Electro-absorption modulator with broad optical bandwidth

Abstract

An electro-absorption modulator comprises a waveguiding structure including a plurality of sections (201-205), each section having a different bandgap and at least one electrode for applying electrical bias to the section. An optical signal passing through the waveguiding structure may be modulated using the plurality of separately addressable sections, by applying a modulation signal to one or more of the sections, and electrically biasing one or more of the sections with a bias voltage, in such a manner as to achieve a predetermined level of any one or more of the parameters chirp, modulation depth and insertion loss.

Description

The present invention relates to electro-absorption modulators (EAMs).

Waveguide electro-absorption modulators (EAMs) are very compact devices suitable for modulating light at data rates of 10 Gb/s and higher. They are used in optical communication networks with a typical reach currently of 50 km, but likely extending to 100 to 120 km in the near future. Optimised devices would have application in even longer reach systems.

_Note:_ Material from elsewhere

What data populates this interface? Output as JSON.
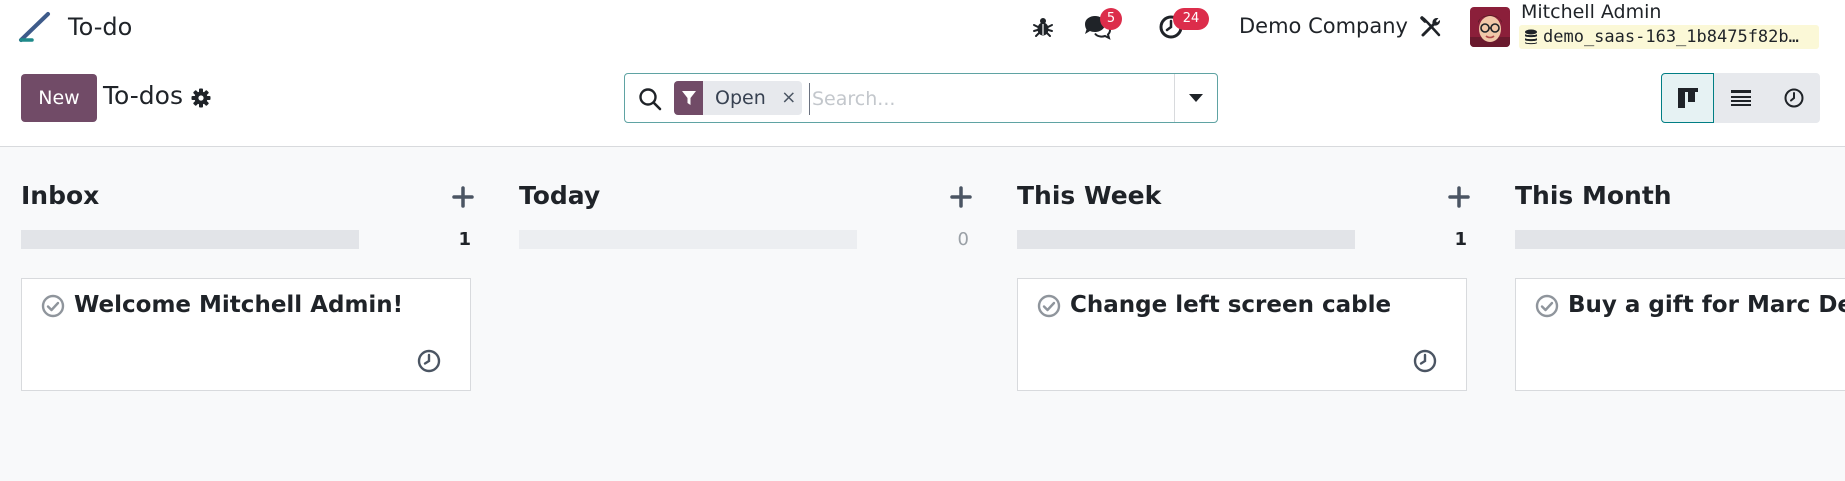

Their compact size (typically having a waveguide length of a few hundred μm), low drive voltage (typically <5V) and compatibility with semiconductor lasers in terms of mode size make them ideal for use as external modulators. They can advantageously be packaged within the same module as the semiconductor laser or integrated on chip with the semiconductor laser.

The principle of operation of EAMs is based on the quantum confined Stark effect (QCSE) in semiconductor quantum well (QW) devices. In a QW structure, the effective bandgap is determined by the fundamental material bandgap of the QW and the quantisation energies of the electron and hole levels. When an electric field is applied to the device perpendicular to the well, the effective bandgap is reduced, and the absorption spectrum changes. This allows the amplitude of light transmitted through the devices to be modulated. When the absorption spectrum changes, there is an accompanying change in the refractive index of the structure (Kramers-Krönig relation). The change in refractive index causes a change in optical path length, in turn causing dynamical changes in the wavelength of the transmitted light. These changes in the wavelength of a transmitted optical pulse are known as chirp. Chirp has the effect of modifying the range that data can be transmitted along an optical fibre because of fibre dispersion.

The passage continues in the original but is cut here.